- Directed by: Muthuramalincoln
- Screenplay by: Muthuramalincoln; R.Prabahar;
- Story by: Muthuramalincoln
- Produced by: Ka.Kalaikotudhaiyam; Mrs. Amala Kalaikotudhaiyam;
- Starring: Advaitha; Thilak; Uday; Athif Jey; Rathnakumar;
- Cinematography: Anand;
- Edited by: Shyjith Kumaran
- Music by: R. Prabahar
- Production company: Tamilan Kalaikkoodam
- Distributed by: Raghuvaran
- Release date: 15 August 2014;
- Country: India
- Language: Tamil

= Snehavin Kadhalarkal =

2014 Indian film by Muthuramalincoln

Snehavin Kadhalarkal ( Sneha's lovers) is a 2014 Indian Tamil language film written and directed by Muthuramalincoln. The film features Advaitha who plays the leading role of Sneha, with the storyline revolving around the men who come into her life.

==Cast==

- Advaitha as Sneha
- Thilak as Chinnu
- Udaykumar
- Athif Jey
- Rathna Kumar

==Production==

The film was produced by Mr. Ka.Kalaikotudhaiyam and Mrs.
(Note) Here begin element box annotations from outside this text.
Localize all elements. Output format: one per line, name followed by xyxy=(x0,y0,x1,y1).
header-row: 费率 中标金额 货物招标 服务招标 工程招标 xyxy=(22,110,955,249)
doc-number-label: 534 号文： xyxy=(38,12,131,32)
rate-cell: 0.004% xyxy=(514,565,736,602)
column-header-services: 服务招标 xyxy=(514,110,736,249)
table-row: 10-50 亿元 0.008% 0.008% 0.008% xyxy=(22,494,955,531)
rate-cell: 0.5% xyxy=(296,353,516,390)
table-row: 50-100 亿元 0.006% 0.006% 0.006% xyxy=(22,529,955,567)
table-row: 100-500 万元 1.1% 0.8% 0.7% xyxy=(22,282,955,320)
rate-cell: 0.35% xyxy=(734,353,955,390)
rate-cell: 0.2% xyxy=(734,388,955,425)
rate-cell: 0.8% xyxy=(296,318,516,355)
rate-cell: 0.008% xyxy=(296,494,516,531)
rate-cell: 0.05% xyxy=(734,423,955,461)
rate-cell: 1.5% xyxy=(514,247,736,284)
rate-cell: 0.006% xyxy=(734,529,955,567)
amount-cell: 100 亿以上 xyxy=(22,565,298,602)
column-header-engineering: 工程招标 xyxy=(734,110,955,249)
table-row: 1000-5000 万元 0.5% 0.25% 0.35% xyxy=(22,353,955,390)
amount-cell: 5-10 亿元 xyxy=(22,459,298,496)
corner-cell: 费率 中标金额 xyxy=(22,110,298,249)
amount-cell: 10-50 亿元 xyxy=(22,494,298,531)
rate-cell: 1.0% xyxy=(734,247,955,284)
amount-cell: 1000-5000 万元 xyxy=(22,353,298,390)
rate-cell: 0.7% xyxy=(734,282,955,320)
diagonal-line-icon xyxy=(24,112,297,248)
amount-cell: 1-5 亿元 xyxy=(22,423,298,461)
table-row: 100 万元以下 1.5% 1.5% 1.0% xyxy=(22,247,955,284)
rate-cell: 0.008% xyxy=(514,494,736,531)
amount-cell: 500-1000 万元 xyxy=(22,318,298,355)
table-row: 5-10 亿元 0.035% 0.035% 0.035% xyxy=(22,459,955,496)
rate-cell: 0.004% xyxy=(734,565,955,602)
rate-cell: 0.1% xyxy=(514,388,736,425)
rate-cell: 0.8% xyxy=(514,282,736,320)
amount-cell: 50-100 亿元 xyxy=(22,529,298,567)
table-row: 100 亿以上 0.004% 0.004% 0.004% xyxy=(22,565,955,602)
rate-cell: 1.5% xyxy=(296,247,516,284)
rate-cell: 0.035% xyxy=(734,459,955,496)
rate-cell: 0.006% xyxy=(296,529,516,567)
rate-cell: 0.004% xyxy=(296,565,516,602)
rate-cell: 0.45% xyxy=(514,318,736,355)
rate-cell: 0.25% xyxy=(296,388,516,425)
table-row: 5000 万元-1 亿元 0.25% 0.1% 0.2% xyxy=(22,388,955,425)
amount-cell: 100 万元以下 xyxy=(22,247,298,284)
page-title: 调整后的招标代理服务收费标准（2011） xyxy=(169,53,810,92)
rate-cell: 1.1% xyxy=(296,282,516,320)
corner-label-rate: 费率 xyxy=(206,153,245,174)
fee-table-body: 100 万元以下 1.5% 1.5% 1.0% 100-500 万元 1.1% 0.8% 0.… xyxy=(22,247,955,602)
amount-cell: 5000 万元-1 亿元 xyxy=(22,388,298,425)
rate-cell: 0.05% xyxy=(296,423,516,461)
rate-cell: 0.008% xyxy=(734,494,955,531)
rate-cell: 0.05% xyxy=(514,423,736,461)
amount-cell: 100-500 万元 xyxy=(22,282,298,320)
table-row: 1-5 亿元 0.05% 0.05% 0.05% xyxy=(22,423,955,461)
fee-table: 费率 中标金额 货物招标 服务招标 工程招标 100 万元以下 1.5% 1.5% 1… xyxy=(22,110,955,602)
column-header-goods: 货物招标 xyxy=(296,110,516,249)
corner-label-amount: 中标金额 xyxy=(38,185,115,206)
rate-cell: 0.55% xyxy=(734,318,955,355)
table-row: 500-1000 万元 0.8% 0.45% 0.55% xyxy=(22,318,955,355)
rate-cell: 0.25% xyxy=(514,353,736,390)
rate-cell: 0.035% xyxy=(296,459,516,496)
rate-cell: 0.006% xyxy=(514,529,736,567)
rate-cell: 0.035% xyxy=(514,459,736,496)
Amala Kalaikotudhaiyam on behalf of Tamilan Kalaikoodam.

==Music==
The soundtrack was composed by R. Prabahar. and consists of five songs which were released on 19 February 2014 at Prasad Studios Lab Theatre, Chennai, by producer Mr. Keyar.

==Release and reception==
The film was released on 15 August 2014.

Sify wrote that "On the whole, Snehavin Kadhalargal is not a movie you would remember after watching. Had the director at least got the melodramatic acting toned down, this movie would have been watchable".